Ekonomi dünyası 2018’den beri Türkiye’nin kur politikasına yaklaşımını konuşuyor. Hayat pahalılığının gözle görülür artması ile beraber bu tartışmalar artık vatandaşın da dikkatini çekmiş vaziyette. Halkın %72’si Merkez Bankası’nın bağımsızlığına dair şüphe duyuyor ve iktidar partisi seçmenin ciddi bir kısmı da bu yönergeye katılıyor. Dolayısıyla, her ne kadar bu söylem çeşitli hukuki kaynaklara, kurumun ve iktidarın söylemine ve uluslararası konjonktüre aykırı olsa da TC Merkez Bankası’nın en hafif tabirle iktidarın politikalarını çok ciddi biçimde benimsediği ifade edilebilir. Peki bu politikalar ne?

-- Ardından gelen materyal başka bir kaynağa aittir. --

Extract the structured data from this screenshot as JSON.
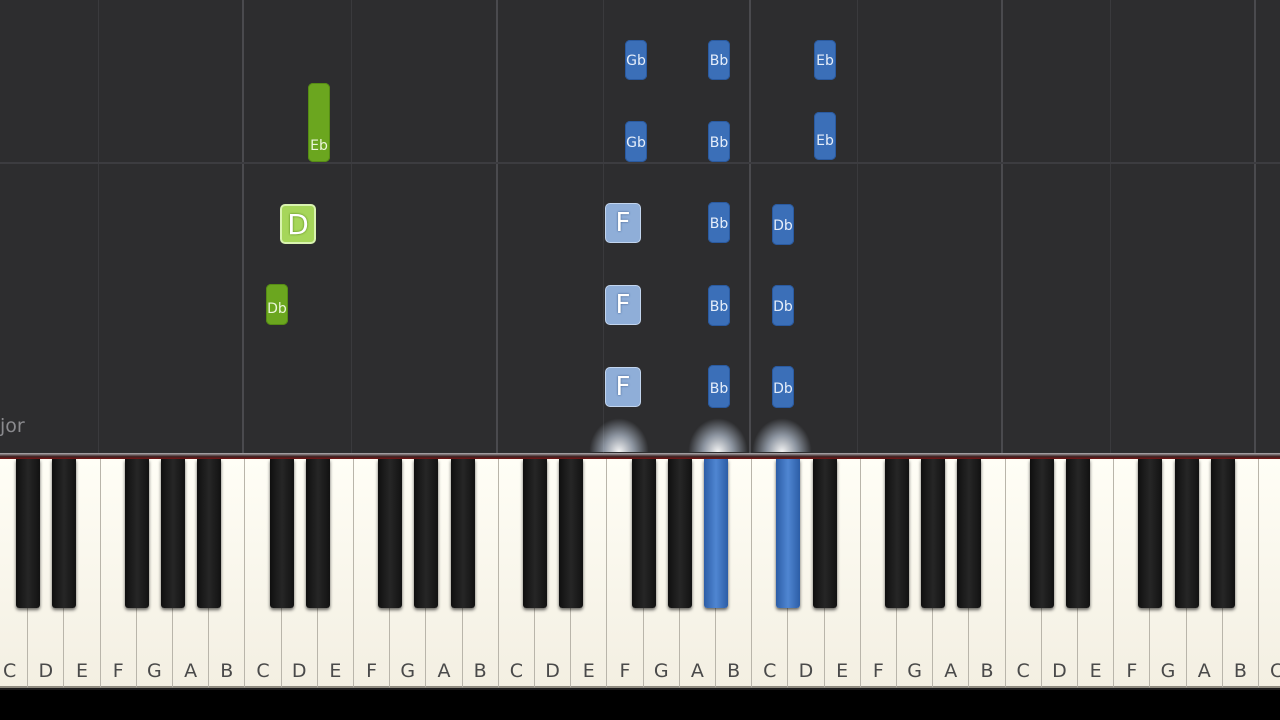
{
  "scale_label": "jor",
  "white_keys": [
    "C",
    "D",
    "E",
    "F",
    "G",
    "A",
    "B",
    "C",
    "D",
    "E",
    "F",
    "G",
    "A",
    "B",
    "C",
    "D",
    "E",
    "F",
    "G",
    "A",
    "B",
    "C",
    "D",
    "E",
    "F",
    "G",
    "A",
    "B",
    "C",
    "D",
    "E",
    "F",
    "G",
    "A",
    "B",
    "C"
  ],
  "pressed_keys": [
    "Bb",
    "Db"
  ],
  "notes": {
    "gb_top": "Gb",
    "bb_top": "Bb",
    "eb_top": "Eb",
    "gb_2": "Gb",
    "bb_2": "Bb",
    "eb_2": "Eb",
    "eb_green": "Eb",
    "d_green": "D",
    "db_green": "Db",
    "f_1": "F",
    "f_2": "F",
    "f_3": "F",
    "bb_3": "Bb",
    "bb_4": "Bb",
    "bb_5": "Bb",
    "db_1": "Db",
    "db_2": "Db",
    "db_3": "Db"
  },
  "colors": {
    "right_hand": "#3b6fb8",
    "left_hand": "#6ba61f",
    "highlight_green": "#a6d65a",
    "highlight_blue": "#8faed8"
  }
}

İktidar partisi olan Ak Parti ve iktidar ortağı Milliyetçi Hareket Partisi, düşük ve “rekabetçi” Türk lirasının uluslararası imalat ve lojistik arenasında Türkiye’yi öne çıkaracağını öngörüyor. Başarılı olacağı iddia edilen sistem, aşağıdaki prensiplere dayanıyor:
- Bir şekilde sermayeye erişimi olan kişiler ve kurumlar ya ellerindeki sermayeyle ya da bu sermayeyi teminat göstererek (düşük faiz oranları ile) çektikleri kredi sayesinde bir işletme kuruyor.
- Bu işletme, Avrupa’ya göre astronomik boyutlarda ucuzlamış iş gücü ve arsa/taşınmaz imkanlarına erişiyor.
- Bu işletme, mal üretiyor.
- Bu işletme, bu malları dış pazara satıp dolar/avro kazanıyor, bu kazancını Türk lirasına dönüştürüp Türkiye’de değerlendiriyor.
Peki, enflasyon – faiz – kur sarmalı nasıl işliyor? Yani ideal bir dünyada düşük faiz ve rekabetçi kur, enflasyonu nasıl düşürebilir?
- Türkiye’de yürütülen imalat faaliyetlerinin kârlılığının yabancı yatırımcı tarafından fark edilmesi ve Türkiye’de fabrika, imalathane açarak bu faaliyetlere girişmesi hedefleniyor.
- Bu sayede Türkiye’ye yabancı imalat şirketleri tarafından dolar/avro girişi olması ve bu durumun da kuru istenilen bir seviyede tutması planlanıyor.
Bu ajandanın neden işe yaramayacağını veya (az da olsa) yarayabileceğini açıklayan ve tartışan onlarca ekonomist mevcut, bu tartışmalar o kaynaklardan takip edilebilir. Yine de belirtmek gerekir ki, Türkiye için en önemli engellerin arasında sanayide ara girdilerin ithal olması ve tarım, hayvancılıkta dışa bağımlılık olduğu sık kabul edilen görüşler. Fakat bu sistemi benimsemenin iktidar partisi için bir takım politik avantajları da bulunacağı tahmin ediliyor.
Organik ve İnorganik Bağlar
İhracata dayalı ekonomi sisteminin politik faydaları ise şu şekilde özetlenebilir:
- Sistemin merkezinde Türkiye sanayisinin yoğun bir üretim gerçekleştireceği ve ürettiği malları dış pazara satması bulunuyor. Satımların kur ile olacağını hatırlamak gerek. Dolayısıyla bu sistemin, sermayesi olan grupların kur bazında önemli boyutlarda kâr etmesini sağlayacağı düşünülüyor.
- İhracata dayalı bir ekonomide sermaye sahipleri dışındaki grupların önemli haklara ve imtiyazlara sahip olmayacağı beklenebilir. Çalışan sınıfın fakirleşmesinin ve sınıflar arası geçişkenliğin zorlaşmasının kaçınılmaz olduğu bir gerçek.
- Fakat gerek kişisel gerek hukuki ilişkilerle sermaye sahiplerinden destek/vergi alan iktidar, emekçi sınıfına devlet bütçesinden yardımlarla ve hibelerle destek olabilir.
- Yani, hedefler doğrultusunda sonuç alındığında ortaya iktidarın politikaları sayesinde zenginleşmiş bir orta-üst sınıf ve iktidarın maddi desteği ile hayatına asgari düzeyde devam eden bir emekçi sınıf çıkıyor.
Bu durumun da, orta sınıf haricindeki tüm sınıfların kitleler halinde iktidara muhalefet seviyesini yok etmese bile azaltacağı öngörülüyor. Yani iktidarla inorganik (ekonomi politikaları sayesinde zenginleşen) veya organik (doğrudan destek alan) ilişkisi olan sınıfların memnuniyetinin artması hedefleniyor.